Job vacancies figure slumps again
The number of job vacancies slumped by a quarter in some parts of the UK this year, with an average of 23 people chasing every post, according to a new study.
Recruitment firm Totaljobs said there was a "huge" 28% fall in available posts in Scotland and 16% in Wales as the "faint recovery" in job growth at the start of 2011 stalled.
The supply of jobs increased by 8% across the UK as a whole this year, but there was also a 42% rise in the number of applications.
Prospects improved in some sectors such as oil and gas, aerospace and engineering, but it was offset by a "significant" fall in public sector employment, said the report.
John Salt, director of totaljobs.com, said: "2011 started fairly positively with a peak in jobs around March. Since then, the whole market has frozen with companies reluctant to risk a rise in headcount when consumer confidence is taking a battering and uncertainty around the future of the euro threatens to pull the whole economy back into recession.
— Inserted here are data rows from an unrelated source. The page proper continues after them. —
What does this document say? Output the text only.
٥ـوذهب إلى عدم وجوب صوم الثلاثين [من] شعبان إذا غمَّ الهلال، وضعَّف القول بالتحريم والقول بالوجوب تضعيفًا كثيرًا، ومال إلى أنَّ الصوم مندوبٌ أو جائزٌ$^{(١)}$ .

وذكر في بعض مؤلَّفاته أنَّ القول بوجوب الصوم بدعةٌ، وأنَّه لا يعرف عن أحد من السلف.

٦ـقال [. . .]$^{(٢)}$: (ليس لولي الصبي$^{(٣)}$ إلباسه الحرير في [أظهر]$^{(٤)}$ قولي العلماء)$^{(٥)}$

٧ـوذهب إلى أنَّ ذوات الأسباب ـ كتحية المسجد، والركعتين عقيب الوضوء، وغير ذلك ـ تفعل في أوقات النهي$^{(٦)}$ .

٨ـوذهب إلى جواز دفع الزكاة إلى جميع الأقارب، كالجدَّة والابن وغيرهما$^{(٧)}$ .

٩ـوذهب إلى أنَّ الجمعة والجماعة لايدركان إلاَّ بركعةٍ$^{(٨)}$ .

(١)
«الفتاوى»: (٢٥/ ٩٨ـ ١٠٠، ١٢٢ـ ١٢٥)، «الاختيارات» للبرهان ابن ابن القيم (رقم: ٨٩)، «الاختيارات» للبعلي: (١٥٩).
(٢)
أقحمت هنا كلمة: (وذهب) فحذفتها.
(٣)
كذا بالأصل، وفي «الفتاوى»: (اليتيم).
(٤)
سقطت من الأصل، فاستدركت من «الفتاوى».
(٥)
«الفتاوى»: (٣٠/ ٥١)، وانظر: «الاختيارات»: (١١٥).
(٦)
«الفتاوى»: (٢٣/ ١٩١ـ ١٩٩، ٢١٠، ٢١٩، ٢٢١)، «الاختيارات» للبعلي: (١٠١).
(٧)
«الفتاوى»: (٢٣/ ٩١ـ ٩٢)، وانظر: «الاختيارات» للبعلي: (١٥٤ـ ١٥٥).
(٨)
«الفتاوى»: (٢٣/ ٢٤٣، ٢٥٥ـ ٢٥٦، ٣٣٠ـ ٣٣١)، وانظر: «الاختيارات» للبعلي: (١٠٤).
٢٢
"The worry from looking at this year's statistics is that they indicate a much deeper structural problem with the labour market.
"The sectors that are showing job growth are those that require specialised skills, for example in engineering, aerospace and oil and gas industries but these haven't seen a real rise in the applications per job.
"For those requiring less technical training, for example in customer services or secretarial jobs, applications per job have risen by over 50%. This suggests that those without technical skills that are currently in demand could be frozen out of the workforce."
Competition for work is fiercest in the South East, with 33 applicants per job, compared with 10 in East Anglia, the study found.
Mr Salt said the omens for 2012 were "pretty grim", predicting an increase in unemployment and a fall in vacancies.